In several of my previous posts, I mentioned that hard economic times are known to be the harbinger of innovation and business opportunity. So I thought I would give you a few examples of some famous companies that got their start in the harshest of economic conditions:
General Electric (GE). GE got its start in the middle of the Panic of 1873, which became a six-year recession, when American inventor Thomas Edison created the first the incandescent light bulb. GE is today considered the world’s tenth largest company.
Fortune Magazine. Fortune, the famed global business magazine, was founded by Time co-founder Henry Booth Luce in February 1930, just four months after the Wall Street Crash of 1929 that marked the onset of the Great Depression.
Revlon Cosmetics. Revlon was founded in 1932 in the midst of the Great Depression by Charles Revson and his brother Joseph, along with a chemist, Charles Lachman. The three founders pooled their resources and developed a unique manufacturing process for a new type of opaque nail enamel. Within six years the company became a multimillion dollar organization
Hewlett-Packard (HP). HP began as an electronics company in a garage in Palo Alto, California at the end of the Great Depression. The founders, William (Bill) Hewlett and David (Dave) Packard, formalized their partnership in 1939 with an investment of US$538. Today, HP has operations world-wide and has grown into the first technology business to exceed $100 billion in revenue, earning $104 billion in 2007.

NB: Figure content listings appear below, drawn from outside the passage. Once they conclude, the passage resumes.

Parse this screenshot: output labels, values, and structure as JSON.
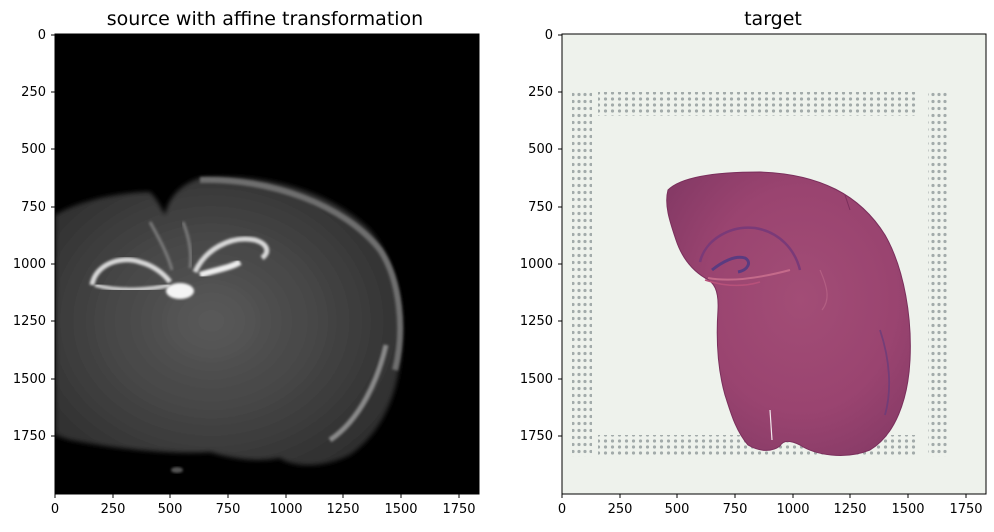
{
  "figure": {
    "panels": [
      {
        "title": "source with affine transformation",
        "x_ticks": [
          "0",
          "250",
          "500",
          "750",
          "1000",
          "1250",
          "1500",
          "1750"
        ],
        "y_ticks": [
          "0",
          "250",
          "500",
          "750",
          "1000",
          "1250",
          "1500",
          "1750"
        ],
        "colormap": "gray"
      },
      {
        "title": "target",
        "x_ticks": [
          "0",
          "250",
          "500",
          "750",
          "1000",
          "1250",
          "1500",
          "1750"
        ],
        "y_ticks": [
          "0",
          "250",
          "500",
          "750",
          "1000",
          "1250",
          "1500",
          "1750"
        ],
        "colormap": "rgb-histology"
      }
    ]
  }
}
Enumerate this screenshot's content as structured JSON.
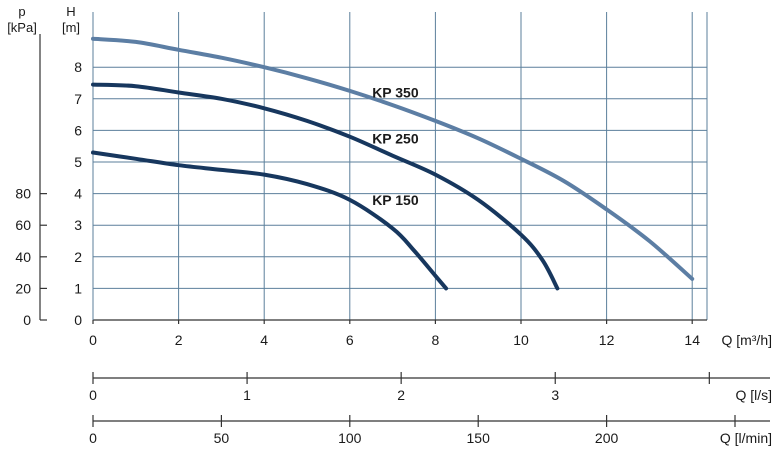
{
  "chart_data": {
    "type": "line",
    "title": "",
    "left_axis": {
      "label_line1": "p",
      "label_line2": "[kPa]",
      "ticks": [
        "0",
        "20",
        "40",
        "60",
        "80"
      ],
      "values": [
        0,
        20,
        40,
        60,
        80
      ]
    },
    "y_axis": {
      "label_line1": "H",
      "label_line2": "[m]",
      "ticks": [
        "0",
        "1",
        "2",
        "3",
        "4",
        "5",
        "6",
        "7",
        "8"
      ],
      "values": [
        0,
        1,
        2,
        3,
        4,
        5,
        6,
        7,
        8
      ],
      "ylim": [
        0,
        9
      ]
    },
    "x_axis": {
      "label": "Q [m³/h]",
      "ticks": [
        "0",
        "2",
        "4",
        "6",
        "8",
        "10",
        "12",
        "14"
      ],
      "values": [
        0,
        2,
        4,
        6,
        8,
        10,
        12,
        14
      ],
      "xlim": [
        0,
        15.5
      ]
    },
    "x_axis_ls": {
      "label": "Q [l/s]",
      "ticks": [
        "0",
        "1",
        "2",
        "3"
      ],
      "values": [
        0,
        1,
        2,
        3
      ]
    },
    "x_axis_lmin": {
      "label": "Q [l/min]",
      "ticks": [
        "0",
        "50",
        "100",
        "150",
        "200"
      ],
      "values": [
        0,
        50,
        100,
        150,
        200
      ]
    },
    "grid": true,
    "colors": {
      "grid": "#5b7f9b",
      "KP 150": "#17375e",
      "KP 250": "#17375e",
      "KP 350": "#5c7ea4",
      "axis": "#333333"
    },
    "series": [
      {
        "name": "KP 150",
        "label_at": [
          6.5,
          3.8
        ],
        "x": [
          0,
          1,
          2,
          3,
          4,
          5,
          6,
          7,
          7.5,
          8,
          8.25
        ],
        "y": [
          5.3,
          5.1,
          4.9,
          4.75,
          4.6,
          4.3,
          3.8,
          2.9,
          2.2,
          1.4,
          1.0
        ]
      },
      {
        "name": "KP 250",
        "label_at": [
          6.5,
          5.75
        ],
        "x": [
          0,
          1,
          2,
          3,
          4,
          5,
          6,
          7,
          8,
          9,
          10,
          10.5,
          10.85
        ],
        "y": [
          7.45,
          7.4,
          7.2,
          7.0,
          6.7,
          6.3,
          5.8,
          5.2,
          4.6,
          3.8,
          2.7,
          1.9,
          1.0
        ]
      },
      {
        "name": "KP 350",
        "label_at": [
          6.5,
          7.2
        ],
        "x": [
          0,
          1,
          2,
          3,
          4,
          5,
          6,
          7,
          8,
          9,
          10,
          11,
          12,
          13,
          14
        ],
        "y": [
          8.9,
          8.8,
          8.55,
          8.3,
          8.0,
          7.65,
          7.25,
          6.8,
          6.3,
          5.75,
          5.1,
          4.4,
          3.5,
          2.5,
          1.3
        ]
      }
    ]
  }
}
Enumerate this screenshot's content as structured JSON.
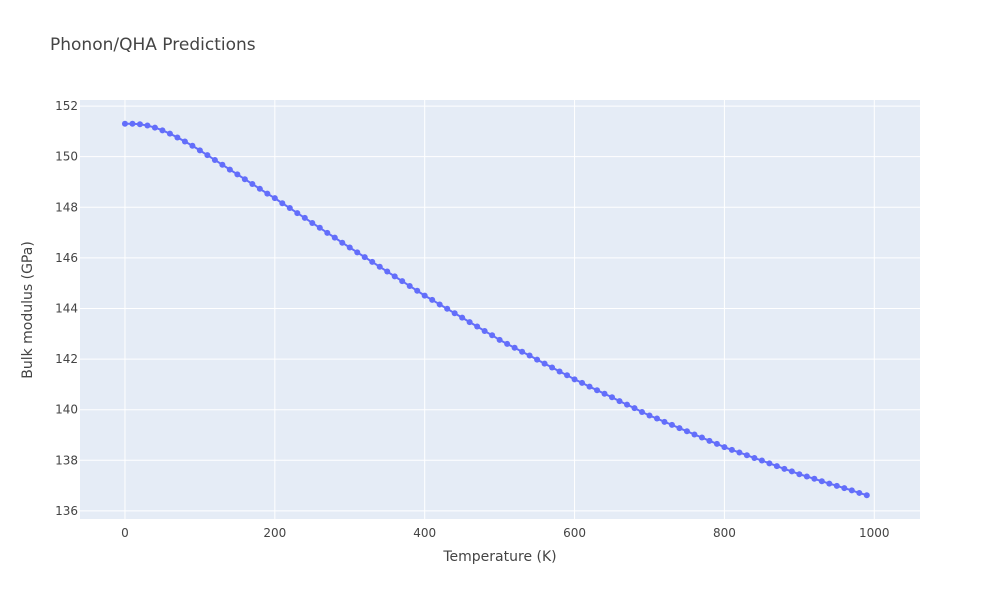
{
  "chart_data": {
    "type": "line",
    "title": "Phonon/QHA Predictions",
    "xlabel": "Temperature (K)",
    "ylabel": "Bulk modulus (GPa)",
    "x": [
      0,
      10,
      20,
      30,
      40,
      50,
      60,
      70,
      80,
      90,
      100,
      110,
      120,
      130,
      140,
      150,
      160,
      170,
      180,
      190,
      200,
      210,
      220,
      230,
      240,
      250,
      260,
      270,
      280,
      290,
      300,
      310,
      320,
      330,
      340,
      350,
      360,
      370,
      380,
      390,
      400,
      410,
      420,
      430,
      440,
      450,
      460,
      470,
      480,
      490,
      500,
      510,
      520,
      530,
      540,
      550,
      560,
      570,
      580,
      590,
      600,
      610,
      620,
      630,
      640,
      650,
      660,
      670,
      680,
      690,
      700,
      710,
      720,
      730,
      740,
      750,
      760,
      770,
      780,
      790,
      800,
      810,
      820,
      830,
      840,
      850,
      860,
      870,
      880,
      890,
      900,
      910,
      920,
      930,
      940,
      950,
      960,
      970,
      980,
      990
    ],
    "series": [
      {
        "name": "Bulk modulus",
        "color": "#636efa",
        "values": [
          151.3,
          151.3,
          151.28,
          151.23,
          151.15,
          151.04,
          150.91,
          150.76,
          150.6,
          150.43,
          150.25,
          150.06,
          149.87,
          149.68,
          149.49,
          149.3,
          149.11,
          148.92,
          148.73,
          148.54,
          148.36,
          148.16,
          147.97,
          147.77,
          147.58,
          147.38,
          147.19,
          146.99,
          146.8,
          146.6,
          146.41,
          146.22,
          146.03,
          145.84,
          145.65,
          145.46,
          145.27,
          145.08,
          144.89,
          144.7,
          144.51,
          144.34,
          144.16,
          143.99,
          143.81,
          143.64,
          143.46,
          143.29,
          143.11,
          142.94,
          142.76,
          142.6,
          142.45,
          142.29,
          142.14,
          141.98,
          141.82,
          141.67,
          141.51,
          141.36,
          141.2,
          141.06,
          140.91,
          140.77,
          140.63,
          140.49,
          140.34,
          140.2,
          140.06,
          139.91,
          139.77,
          139.65,
          139.52,
          139.4,
          139.27,
          139.15,
          139.02,
          138.9,
          138.77,
          138.65,
          138.52,
          138.41,
          138.31,
          138.2,
          138.09,
          137.99,
          137.88,
          137.77,
          137.66,
          137.56,
          137.45,
          137.36,
          137.27,
          137.17,
          137.08,
          136.99,
          136.9,
          136.81,
          136.71,
          136.62
        ]
      }
    ],
    "xlim": [
      -60,
      1061
    ],
    "xticks": [
      0,
      200,
      400,
      600,
      800,
      1000
    ],
    "ylim": [
      135.68,
      152.24
    ],
    "yticks": [
      136,
      138,
      140,
      142,
      144,
      146,
      148,
      150,
      152
    ],
    "grid": true,
    "plot_background": "#e5ecf6"
  }
}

Sports Illustrated. This famous sports magazine was launched on August 16, 1954, at the tail-end of a recession. The magazine benefited from fortunate timing as a boom in professional sports exploded soon after its founding. Sports Illustrated now sells about 3 million copies in the U.S. each week.
Burger King. This well-known fast food chain began in 1954 when James McLamore and David Edgerton opened a Burger King restaurant in Miami, Fla. During a second recession in 1957, the company introduced its successful signature burger — the Whopper. Today, the company operates more than 11,100 locations in 65 countries.
Hyatt Corporation. The renowned hotel business got its start at the Los Angeles International Airport during the Eisenhower recession (1957 to 1958). The chain rose to worldwide fame in the following decades and now operates more than 365 hotels in 25 countries.
IHOP Corporation. The first restaurant of this well-known national chain began in July1958, in Toluca Lake, Calif. Owners Al and Jerry Lapin were at the helm of the fast growing company, which began franchising just three years later. Today, there are more than 1,300 locations across the U.S.
The Jim Henson Company. This company, known for its famous puppet characters including Miss Piggy, Kermit the Frog and Elmo, was created by famed puppeteer Jim Henson in 1958. Today, the privately held company is managed by Henson’s children and continues to thrive by creating popular kids-friendly shows and movies.
Trader Joe’s. The neighborhood grocery store began as a chain of convenience stores called Pronto Markets during the Eisenhower recession in 1958. In 1967, the company changed its name to Trader Joe’s and began to carry unique grocery items under its own brand. The company now operates more than 280 stores in the U.S.
LexisNexis. This computerized legal research service got its start during the 1973 oil crisis which brought the US into a deep economic recession. The service has since been made available online and is used in 100 countries by those involved with law, government, education and business.
FedEx Corporation. This shipping and logistics management company was founded by Frederick W. Smith on April 17, 1973, under the name, Federal Express. Today, FedEx manages more than 7.5 million daily shipments worldwide.
Microsoft Corporation. The ubiquitous computer technology corporation got its start in 1975, when it was created by Harvard University dropout Bill Gates as a little company in Albuquerque, N.M. Then, it dealt in rudimentary computing languages and began its climb to business stardom in the recession-plagued early 80’s with the success of MS-DOS. Today, Microsoft is a multinational company offering a wide range of products and services and an estimated revenue of over $60 billion a year.
Cable News Network (CNN). CNN was founded by Ted Turner in the recession of 1980. It was first station to offer a 24-hour all-news channel. Today, approximately 1.5 billion people across the globe watch CNN.
MTV Networks. MTV debuted during the economic slump of 1981 as an all music video channel hosted by various VJs (video jockeys). Today, the channel offers a selection of music videos as well as several popular pop culture and reality TV shows.
Clif Bar. The Clif Bar got its start in the midst of the recession of the early 90’s when company founder and CEO Gary Erickson decided during a 175 mile bike ride that he could no longer take another bite of the energy bars he had due to their poor taste. He developed Clif Bar as a tasty, healthy, and environmentally friendly alternative.